I bet the next one is:

. . $\begin{array}{ccccc} a_5 & = & {\color{red}8}(a_4)\,{\color{red}-\,1} & = & 535\end{array}$

The general term seems to be: . $a_n\;=\;2(n-1)(a_{n\text{-}1}) + (\text{-}1)^n$ . for $n \geq 2$

hmm, we got different answers. i guess i made a mistake then. oh well, good job! I don't know how you see these pattens

6. Originally Posted by Jhevon
hmm, we got different answers. i guess i made a mistake then. oh well, good job! I don't know how you see these pattens
You made no mistake, one can chose the next term to have an arbitary
value and find a polynomial that will take all the given values and our arbitary
next value.

Your cubic does give the first four terms, and so is as valid a rule for the
next term as any other, and I suspect it involves no more arbitary constants
than does Soroban's

RonL

7. Originally Posted by Jhevon
hmm, we got different answers. i guess i made a mistake then. oh well, good job! I don't know how you see these pattens
You can find an infinite number of polynomial fits to a finite data set. So the fact that you and Soroban came up with different answers is not a surprise.

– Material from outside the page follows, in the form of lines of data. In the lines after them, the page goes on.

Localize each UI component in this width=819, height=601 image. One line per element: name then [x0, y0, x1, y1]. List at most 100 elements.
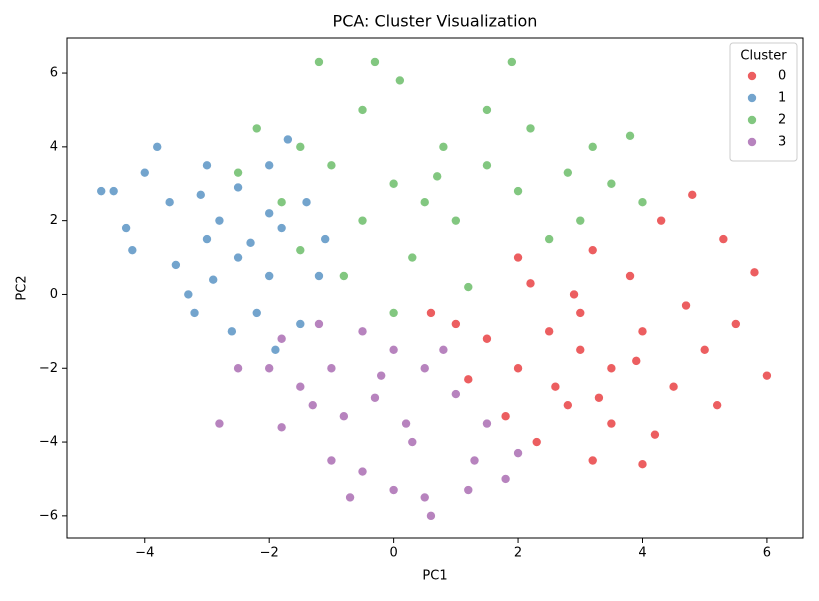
point [575, 215, 586, 226]
point [463, 282, 474, 292]
point [637, 326, 648, 337]
point [326, 160, 337, 171]
point [637, 459, 648, 469]
point [121, 223, 131, 233]
point [202, 160, 212, 171]
point [152, 142, 163, 152]
point [525, 123, 536, 134]
point [270, 345, 281, 355]
point [606, 418, 617, 429]
point [233, 167, 243, 178]
point [762, 370, 772, 381]
point [326, 363, 337, 374]
point [407, 252, 418, 263]
y-tick-label: −4 [39, 435, 58, 450]
point [469, 455, 480, 466]
point [606, 178, 617, 189]
point [482, 160, 492, 171]
x-tick-label: 0 [389, 546, 397, 561]
point [233, 182, 243, 193]
point [276, 422, 287, 433]
y-tick-label: 4 [50, 139, 58, 154]
point [544, 234, 554, 244]
point [587, 245, 598, 255]
point [96, 186, 107, 196]
point [264, 363, 274, 374]
point [718, 234, 729, 244]
point [587, 142, 598, 152]
point [463, 374, 474, 385]
point [637, 197, 648, 208]
point [376, 370, 386, 381]
y-tick-label: −6 [39, 508, 58, 523]
point [563, 167, 573, 178]
point [463, 485, 474, 495]
point [731, 319, 741, 329]
point [264, 208, 274, 219]
point [314, 271, 324, 281]
point [650, 429, 660, 440]
point [388, 178, 399, 189]
point [183, 289, 194, 300]
point [339, 411, 349, 422]
point [283, 134, 293, 145]
x-tick-label: 2 [514, 546, 522, 561]
point [301, 197, 312, 208]
point [419, 197, 430, 208]
point [307, 400, 318, 410]
point [507, 57, 517, 67]
point [395, 75, 405, 86]
point [550, 381, 561, 392]
point [401, 418, 411, 429]
legend-box [729, 42, 798, 162]
x-axis-label: PC1 [422, 569, 447, 584]
point [625, 130, 635, 141]
y-tick-label: 0 [50, 287, 58, 302]
point [370, 57, 380, 67]
point [233, 363, 243, 374]
point [438, 142, 449, 152]
point [339, 271, 349, 281]
point [668, 381, 679, 392]
point [432, 171, 442, 182]
point [171, 260, 181, 270]
point [749, 267, 760, 278]
point [164, 197, 175, 208]
point [139, 167, 150, 178]
y-tick-label: −2 [39, 361, 58, 376]
y-tick-label: 6 [50, 66, 58, 81]
point [357, 215, 368, 226]
point [569, 289, 579, 300]
point [513, 252, 523, 263]
point [426, 308, 436, 318]
legend-label: 2 [778, 113, 786, 128]
point [251, 308, 262, 318]
point [345, 492, 355, 503]
point [127, 245, 138, 255]
point [295, 319, 306, 329]
point [575, 308, 586, 318]
point [606, 363, 617, 374]
point [276, 333, 287, 344]
point [482, 105, 492, 115]
point [326, 455, 337, 466]
plot-frame [66, 37, 804, 539]
point [500, 411, 511, 422]
point [451, 319, 461, 329]
point [575, 345, 586, 355]
point [426, 511, 436, 521]
point [208, 274, 219, 285]
y-axis-label: PC2 [15, 275, 30, 300]
point [563, 400, 573, 410]
point [544, 326, 554, 337]
legend-marker [747, 71, 757, 81]
point [357, 105, 368, 115]
point [388, 345, 399, 355]
point [314, 319, 324, 329]
point [357, 326, 368, 337]
point [482, 418, 492, 429]
legend-label: 0 [778, 69, 786, 84]
point [438, 345, 449, 355]
x-tick-label: −4 [135, 546, 154, 561]
legend-marker [747, 115, 757, 125]
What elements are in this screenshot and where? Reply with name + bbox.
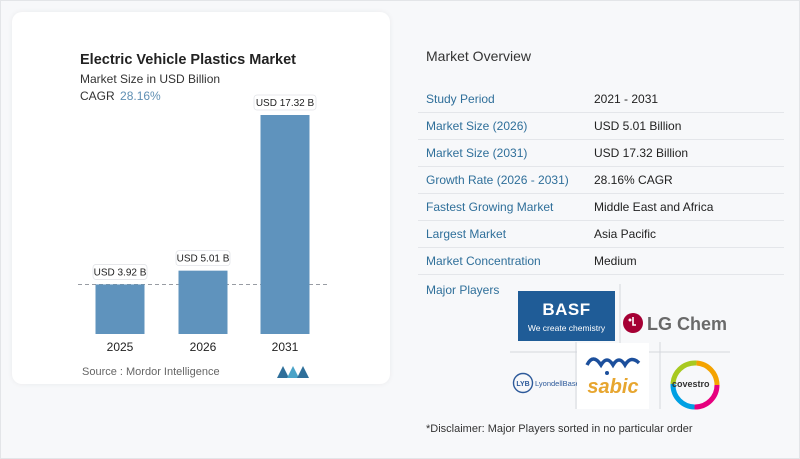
overview-value: USD 17.32 Billion <box>594 146 689 160</box>
overview-label: Market Concentration <box>426 254 541 268</box>
overview-title: Market Overview <box>426 48 532 64</box>
overview-row: Study Period 2021 - 2031 <box>418 86 784 113</box>
covestro-logo-text: covestro <box>672 379 710 389</box>
data-label: USD 5.01 B <box>177 254 230 265</box>
lg-chem-logo-text: LG Chem <box>647 314 728 334</box>
sabic-logo: sabic <box>577 343 649 409</box>
data-label: USD 17.32 B <box>256 98 315 109</box>
covestro-logo-icon <box>670 360 720 410</box>
svg-text:LYB: LYB <box>516 381 529 388</box>
overview-label: Market Size (2026) <box>426 119 528 133</box>
data-label-box <box>175 250 231 267</box>
disclaimer-text: *Disclaimer: Major Players sorted in no … <box>426 423 693 435</box>
overview-value: 28.16% CAGR <box>594 173 673 187</box>
overview-row: Fastest Growing Market Middle East and A… <box>418 194 784 221</box>
overview-row: Market Size (2031) USD 17.32 Billion <box>418 140 784 167</box>
overview-label: Study Period <box>426 92 495 106</box>
x-tick-label: 2025 <box>107 340 134 354</box>
overview-value: 2021 - 2031 <box>594 92 659 106</box>
major-players-label: Major Players <box>426 283 500 297</box>
chart-title: Electric Vehicle Plastics Market <box>80 52 297 68</box>
x-tick-label: 2026 <box>190 340 217 354</box>
chart-subtitle: Market Size in USD Billion <box>80 72 221 86</box>
cagr-label: CAGR <box>80 89 115 103</box>
overview-label: Largest Market <box>426 227 507 241</box>
overview-row: Growth Rate (2026 - 2031) 28.16% CAGR <box>418 167 784 194</box>
mordor-logo-icon <box>277 366 309 378</box>
lyondellbasell-logo-icon: LYB <box>512 372 534 394</box>
cagr-value: 28.16% <box>120 89 161 103</box>
lg-logo-icon <box>623 313 643 333</box>
bar <box>178 270 228 334</box>
data-label: USD 3.92 B <box>94 267 147 278</box>
cagr-line: CAGR 28.16% <box>80 89 161 103</box>
overview-label: Fastest Growing Market <box>426 200 554 214</box>
overview-label: Market Size (2031) <box>426 146 528 160</box>
bar-chart: USD 3.92 B 2025 USD 5.01 B 2026 USD 17.32 B 2… <box>78 94 330 354</box>
basf-logo: BASF We create chemistry <box>518 291 615 341</box>
bar <box>95 284 145 334</box>
overview-label: Growth Rate (2026 - 2031) <box>426 173 569 187</box>
overview-row: Market Size (2026) USD 5.01 Billion <box>418 113 784 140</box>
lyondellbasell-logo-text: LyondellBasell <box>535 379 584 388</box>
basf-logo-tagline: We create chemistry <box>527 323 606 333</box>
sabic-logo-text: sabic <box>587 376 638 398</box>
basf-logo-text: BASF <box>542 300 591 319</box>
overview-value: Middle East and Africa <box>594 200 714 214</box>
data-label-box <box>253 94 317 111</box>
source-text: Source : Mordor Intelligence <box>82 366 220 378</box>
overview-value: USD 5.01 Billion <box>594 119 682 133</box>
overview-row: Largest Market Asia Pacific <box>418 221 784 248</box>
overview-value: Medium <box>594 254 637 268</box>
sabic-logo-mark: sabic <box>585 357 641 398</box>
x-tick-label: 2031 <box>272 340 299 354</box>
data-label-box <box>92 264 148 280</box>
bar <box>260 115 310 334</box>
overview-row: Market Concentration Medium <box>418 248 784 275</box>
overview-value: Asia Pacific <box>594 227 657 241</box>
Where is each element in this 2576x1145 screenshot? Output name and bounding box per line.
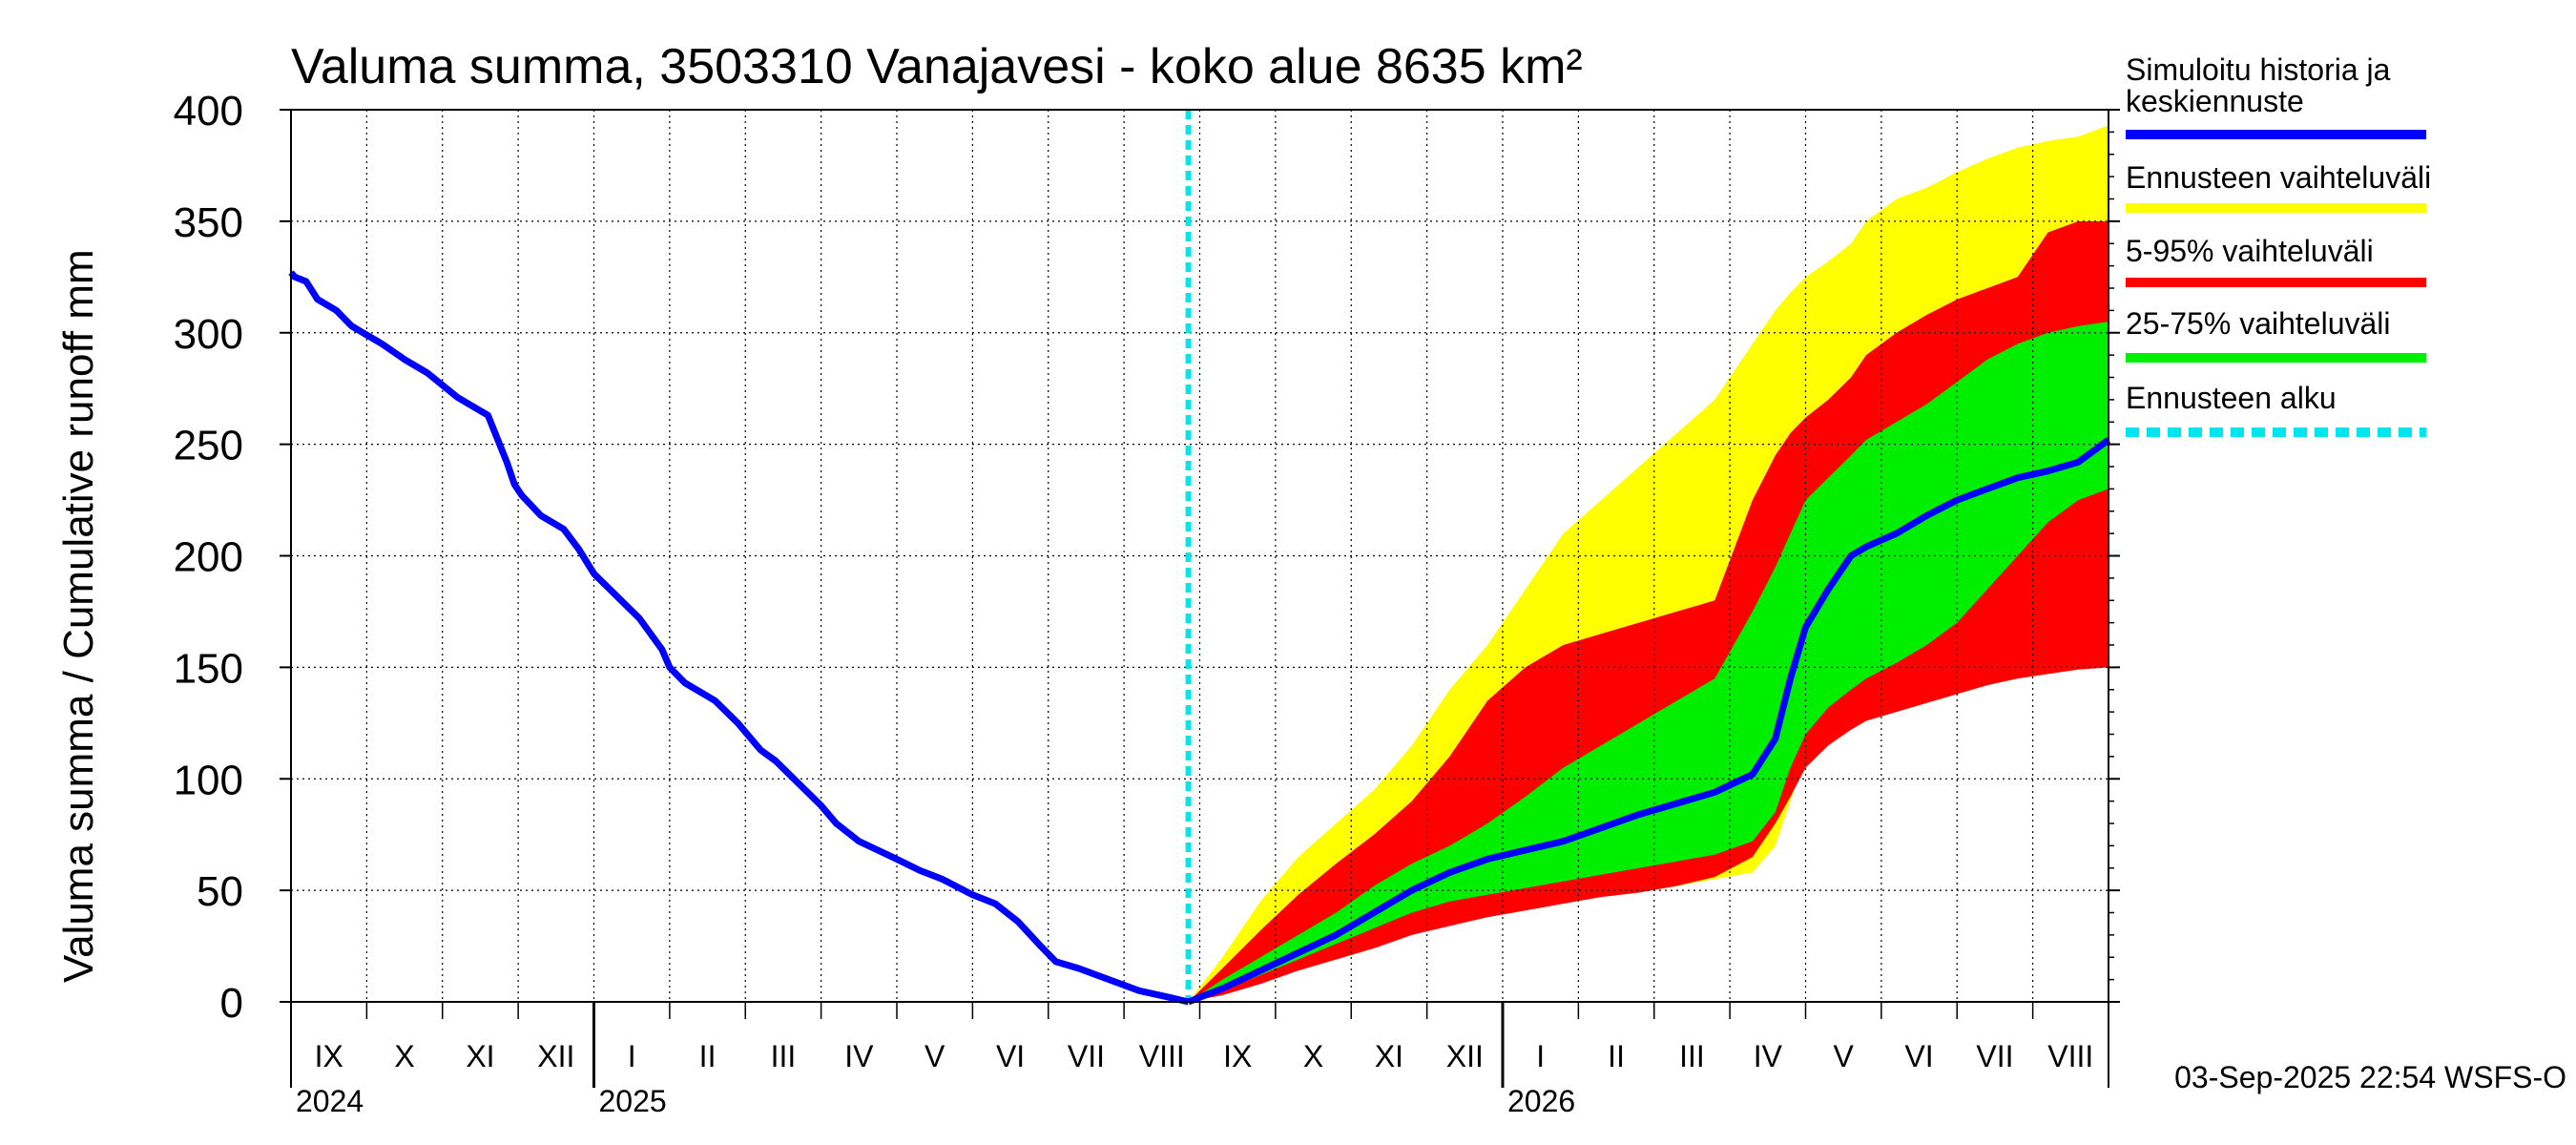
chart-title: Valuma summa, 3503310 Vanajavesi - koko … (291, 39, 1583, 94)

But I'm with you. I'd love to know how he comes up with this stuff!

-Dan

8. Originally Posted by CaptainBlack
You made no mistake, one can chose the next term to have an arbitary
value and find a polynomial that will take all the given values and our arbitary
next value.

Your cubic does give the first four terms, and so is as valid a rule for the
next term as any other, and I suspect it involves no more arbitary constants
than does Soroban's

RonL
Originally Posted by topsquark
You can find an infinite number of polynomial fits to a finite data set. So the fact that you and Soroban came up with different answers is not a surprise.

But I'm with you. I'd love to know how he comes up with this stuff!

-Dan
Pfft! sequences are so weird!

9. HellO!

RonL and Dan are, of course, absolutely correct.

A sequence of numbers is meaningless unless there is a stipulation,
. . a promise that that the sequence "continues in a similar manner",
. . that there is indeed a "reasonable" pattern to the terms.

I've posted the following before, but I enjoy showing it off.

Find the next term of the sequence: . $\bf{1,\,3,\,5,\,7,\,\cdots}$

Justification
I was using this function: . $f(n) \;=\;-\frac{1}{24}\left(n^4 - 10n^3 + 35n^2 - 98x + 48\right)$

"That's unfair!" you say?
Okay, here's a better explanation . . .

The sequence: . $1,\,3,\,5,\,7,\,8,\,\cdots$ is the sequence of natural numbers
. . whose English names contain the letter "e".

10. Originally Posted by Soroban
HellO!

RonL and Dan are, of course, absolutely correct.

A sequence of numbers is meaningless unless there is a stipulation,
. . a promise that that the sequence "continues in a similar manner",
. . that there is indeed a "reasonable" pattern to the terms.

I've posted the following before, but I enjoy showing it off.

Find the next term of the sequence: . $\bf{1,\,3,\,5,\,7,\,\cdots}$

Justification
I was using this function: . $f(n) \;=\;-\frac{1}{24}\left(n^4 - 10n^3 + 35n^2 - 98x + 48\right)$

"That's unfair!" you say?
Okay, here's a better explanation . . .

The sequence: . $1,\,3,\,5,\,7,\,8,\,\cdots$ is the sequence of natural numbers
. . whose English names contain the letter "e".
My favourite is: find the next term in 1, 2, 4, 8, 16.

The answer that I am thinking of is 31. See here in particular scroll down to sequence A000127.

RonL